If a stalker kills a young woman in the street there can be no justice for that situation.  His death does not serve justice, but revenge.  The young woman is never coming back and that pain will never go away.  

Even the idea of "social justice" is a myth.  Ask a young boy in a war-torn African village, as you hand him food and supplies, what he is experiencing and his response will never be justice.
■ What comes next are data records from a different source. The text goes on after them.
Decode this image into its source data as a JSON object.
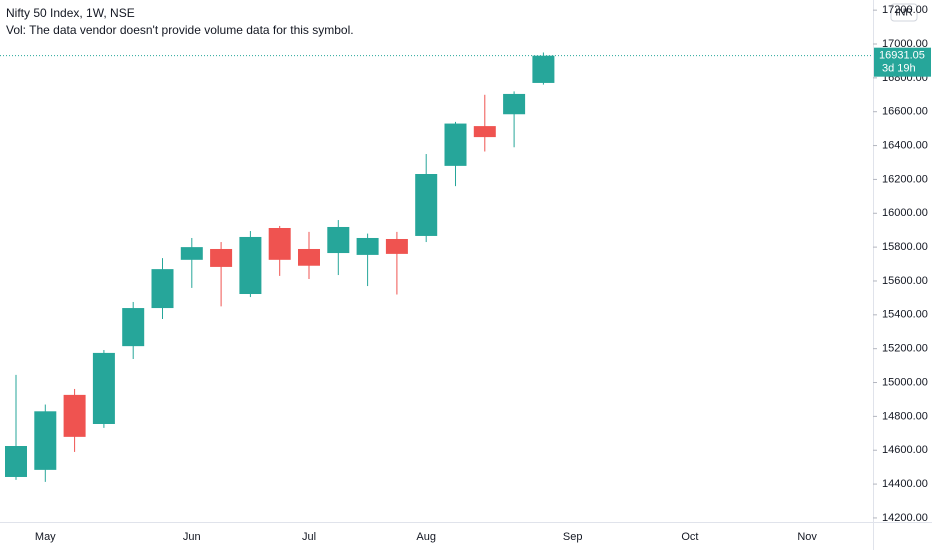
{
  "chart_data": {
    "type": "candlestick",
    "title": "Nifty 50 Index, 1W, NSE",
    "subtitle": "Vol: The data vendor doesn't provide volume data for this symbol.",
    "currency": "INR",
    "countdown": "3d 19h",
    "up_color": "#26a69a",
    "down_color": "#ef5350",
    "categories": [
      null,
      "May",
      null,
      null,
      null,
      null,
      "Jun",
      null,
      null,
      null,
      "Jul",
      null,
      null,
      null,
      "Aug",
      null,
      null,
      null,
      null,
      "Sep",
      null,
      null,
      null,
      "Oct",
      null,
      null,
      null,
      "Nov",
      null,
      null
    ],
    "open": [
      14442,
      14484,
      14927,
      14755,
      15215,
      15440,
      15725,
      15789,
      15523,
      15913,
      15789,
      15765,
      15754,
      15848,
      15866,
      16280,
      16515,
      16585,
      16770,
      null,
      null,
      null,
      null,
      null,
      null,
      null,
      null,
      null,
      null,
      null
    ],
    "high": [
      15045,
      14870,
      14962,
      15192,
      15476,
      15735,
      15854,
      15830,
      15895,
      15925,
      15890,
      15960,
      15880,
      15890,
      16350,
      16540,
      16700,
      16720,
      16950,
      null,
      null,
      null,
      null,
      null,
      null,
      null,
      null,
      null,
      null,
      null
    ],
    "low": [
      14425,
      14413,
      14590,
      14732,
      15139,
      15375,
      15559,
      15450,
      15505,
      15630,
      15612,
      15635,
      15570,
      15520,
      15830,
      16160,
      16365,
      16390,
      16760,
      null,
      null,
      null,
      null,
      null,
      null,
      null,
      null,
      null,
      null,
      null
    ],
    "close": [
      14625,
      14830,
      14679,
      15175,
      15440,
      15670,
      15800,
      15683,
      15860,
      15725,
      15690,
      15919,
      15854,
      15760,
      16232,
      16530,
      16450,
      16705,
      16931.05,
      null,
      null,
      null,
      null,
      null,
      null,
      null,
      null,
      null,
      null,
      null
    ],
    "ylim": [
      14176,
      17260
    ],
    "yticks": [
      {
        "value": 14200,
        "label": "14200.00"
      },
      {
        "value": 14400,
        "label": "14400.00"
      },
      {
        "value": 14600,
        "label": "14600.00"
      },
      {
        "value": 14800,
        "label": "14800.00"
      },
      {
        "value": 15000,
        "label": "15000.00"
      },
      {
        "value": 15200,
        "label": "15200.00"
      },
      {
        "value": 15400,
        "label": "15400.00"
      },
      {
        "value": 15600,
        "label": "15600.00"
      },
      {
        "value": 15800,
        "label": "15800.00"
      },
      {
        "value": 16000,
        "label": "16000.00"
      },
      {
        "value": 16200,
        "label": "16200.00"
      },
      {
        "value": 16400,
        "label": "16400.00"
      },
      {
        "value": 16600,
        "label": "16600.00"
      },
      {
        "value": 16800,
        "label": "16800.00"
      },
      {
        "value": 17000,
        "label": "17000.00"
      },
      {
        "value": 17200,
        "label": "17200.00"
      }
    ],
    "grid": false
  }
}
There is no justice for a starving boy no matter how much food, aid, and medication you bring from rich, white America.

Our world talks a lot about justice, but what we cry out for is blood and gore, revenge and misery, anything that will dull the pain of living in a broken world.  The crowds cried out for Jesus' blood on the cross out of the insanity of sin, not out of a sense of justice.  "Justice" is the sugar coating we put on our blood lust.  "Justice" is what we hope will fill in the hole in our broken and battered hearts.  

I know it is so for me.  I am terrified by the part of me that leaps with a dark joy when I watch movies like "Taken." I pretend it is really justice that I am seeking. That I am driven by my attempt to right the wrong I see all around me. But I am the source of that wrong and my justice, my good work, is filth.

It is only compassion, and not an attempt at justice that will move to heal a broken world.  Jesus came and died for us.  This is the only act in all of history where actual Justice was served and it was in the most unjust way imaginable.  Jesus came that we might know compassion and mercy, love and hope, joy and peace, not justice...never justice.